Arrtrad se dirige a mí entre sollozos. Me agarra por el brazo, con las manos húmedas de las lágrimas, el agua del río y el fango de las amarras.

—¿Sabías que pasaría esto?

—Deja de llorar —le espeto.

—¿Por qué? ¿Por qué no se lo has dicho a nadie? ¿Y tu madre?

—¿Qué pasa con ella?

—¿No se lo has dicho a tu madre?

—Ella estará bien.

—No está bien. Nada está bien. Tú solo tienes diecisiete años, pero yo tengo hijos. Dos hijos. Y podrían estar heridos.

—¿Cómo es que no los he visto nunca?

—Están con mi ex, pero podría haberles advertido. Podría haberles dicho lo que se avecinaba. La gente está muerta. Muerta, Lurker. Eso de ahí era una familia. Había un puto niño en ese coche. Solo era una criatura. Dios mío. ¿Qué te pasa, colega?

—No pasa nada. Deja de llorar. Todo es parte del plan, ¿sabes? Si tuvieras algo de cerebro, lo entenderías, pero no lo tienes. Así que hazme caso.

—Sí, pero…

—Hazme caso y no nos ocurrirá nada. Vamos a ayudar a esas personas. Vamos a encontrar a tus hijos.

—Eso es imposible…

Entonces me detengo en seco. Estoy empezando a enfadarme un poco. Parte de mi antiguo ardor está regresando para reemplazar el aturdimiento.

—¿Qué te he dicho de eso?

—Lo siento, Lurker.

—Nada es imposible.

—Pero ¿cómo vamos a hacerlo? ¿Cómo podemos encontrar a mis hijos?

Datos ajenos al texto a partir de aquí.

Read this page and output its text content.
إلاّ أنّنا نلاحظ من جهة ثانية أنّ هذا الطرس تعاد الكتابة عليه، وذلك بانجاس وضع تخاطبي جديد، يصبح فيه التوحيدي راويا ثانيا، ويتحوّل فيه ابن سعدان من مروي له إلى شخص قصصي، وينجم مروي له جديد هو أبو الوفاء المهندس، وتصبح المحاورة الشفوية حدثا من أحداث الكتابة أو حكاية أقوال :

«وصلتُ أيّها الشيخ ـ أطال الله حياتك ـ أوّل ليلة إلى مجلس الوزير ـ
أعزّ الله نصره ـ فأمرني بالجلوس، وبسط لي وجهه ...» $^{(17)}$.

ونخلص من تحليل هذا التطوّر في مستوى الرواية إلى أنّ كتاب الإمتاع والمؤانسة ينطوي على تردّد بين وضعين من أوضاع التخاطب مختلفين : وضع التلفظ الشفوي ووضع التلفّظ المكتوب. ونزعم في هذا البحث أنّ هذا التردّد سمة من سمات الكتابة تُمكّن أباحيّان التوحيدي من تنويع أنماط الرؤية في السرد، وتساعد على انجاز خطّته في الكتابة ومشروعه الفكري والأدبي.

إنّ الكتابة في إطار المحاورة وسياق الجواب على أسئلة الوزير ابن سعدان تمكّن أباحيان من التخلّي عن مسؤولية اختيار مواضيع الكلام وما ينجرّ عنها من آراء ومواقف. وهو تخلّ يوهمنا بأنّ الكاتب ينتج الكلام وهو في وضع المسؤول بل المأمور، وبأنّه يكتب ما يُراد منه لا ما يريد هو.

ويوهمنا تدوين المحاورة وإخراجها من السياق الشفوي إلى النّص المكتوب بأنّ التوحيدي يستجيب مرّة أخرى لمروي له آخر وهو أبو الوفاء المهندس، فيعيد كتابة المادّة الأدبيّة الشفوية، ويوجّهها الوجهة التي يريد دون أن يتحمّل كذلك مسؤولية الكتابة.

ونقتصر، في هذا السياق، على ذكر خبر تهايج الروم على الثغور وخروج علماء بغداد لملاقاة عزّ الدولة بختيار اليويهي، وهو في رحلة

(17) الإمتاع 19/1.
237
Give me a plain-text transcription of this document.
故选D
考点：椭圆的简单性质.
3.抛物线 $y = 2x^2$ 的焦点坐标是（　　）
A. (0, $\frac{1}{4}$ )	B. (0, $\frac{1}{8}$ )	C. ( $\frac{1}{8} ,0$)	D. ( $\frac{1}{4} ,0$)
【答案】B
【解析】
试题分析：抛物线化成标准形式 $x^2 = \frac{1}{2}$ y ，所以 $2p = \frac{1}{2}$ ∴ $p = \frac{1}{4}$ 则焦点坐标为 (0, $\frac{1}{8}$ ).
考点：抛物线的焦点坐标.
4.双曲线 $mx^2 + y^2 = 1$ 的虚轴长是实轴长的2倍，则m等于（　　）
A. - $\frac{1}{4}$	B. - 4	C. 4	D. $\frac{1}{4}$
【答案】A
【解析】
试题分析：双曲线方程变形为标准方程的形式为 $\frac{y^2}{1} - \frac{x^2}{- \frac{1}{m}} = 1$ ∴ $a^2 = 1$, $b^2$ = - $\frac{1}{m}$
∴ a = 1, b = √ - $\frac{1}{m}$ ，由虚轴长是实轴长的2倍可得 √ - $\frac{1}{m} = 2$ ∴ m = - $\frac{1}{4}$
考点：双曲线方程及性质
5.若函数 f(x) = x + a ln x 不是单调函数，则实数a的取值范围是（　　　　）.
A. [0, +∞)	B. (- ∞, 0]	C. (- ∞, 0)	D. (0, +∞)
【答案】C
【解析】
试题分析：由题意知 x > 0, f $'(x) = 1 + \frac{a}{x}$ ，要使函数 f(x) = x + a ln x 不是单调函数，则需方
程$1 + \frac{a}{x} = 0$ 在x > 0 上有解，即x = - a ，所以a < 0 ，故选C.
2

—Hemos sobrevivido por un motivo, Arrtrad. Ese monstruo. Esa cosa. Ha jugado sus cartas. Está usando las máquinas para hacer daño a la gente, pero nosotros somos espabilados. Podemos ayudar. Salvaremos a todos esos pobres corderos de ahí fuera. Los salvaremos y nos darán las gracias. Nos adorarán. Saldremos ganando. Todo es parte del plan, colega.

Arrtrad aparta la vista.

Es evidente que no se cree una palabra. Parece que tenga algo que decir.

—¿Qué? Adelante —digo.

—Perdona, pero nunca me has parecido alguien a quien le guste ayudar. No me malinterpretes…

De eso se trata, ¿no? Nunca he pensado mucho en los demás. O no he pensado nada en ellos. Pero esas palmas pálidas contra la ventana… No puedo dejar de pensar en ellas. Tengo la sensación de que me acompañarán mucho tiempo.

—Sí, ya lo sé —digo—. Pero no has visto mi parte compasiva. Todo es parte del plan, Arrtrad. Tienes que confiar en mí. Ya verás. Hemos sobrevivido. Tiene que haber sido por un motivo. Ahora tú y yo tenemos un objetivo. Somos nosotros contra esa cosa. Y vamos a vengarnos. Así que levanta y únete a la lucha.

Tiendo la mano a Arrtrad.

—¿Sí? —pregunta él.

Sigue sin creerme del todo, pero yo estoy empezando a confiar en mí mismo. Tomo su mano entre la mía y lo levanto de un tirón.

—Sí, colega. Imagínatelo. Tú y yo contra el mismísimo diablo. A muerte. Hasta el final. Algún día apareceremos en los libros de historia. Te lo garantizo.

Por lo visto, este suceso representó un punto de inflexión en la vida de Lurker. A medida que la Nueva Guerra empezaba a recrudecerse, parece que dejó atrás todas sus infantiles preocupaciones y comenzó a comportarse como un miembro de la raza humana. En posteriores registros, la arrogancia y la vanidad de Lurker se mantienen intactos, pero su impresionante egoísmo parece haber desaparecido junto con el coche plateado.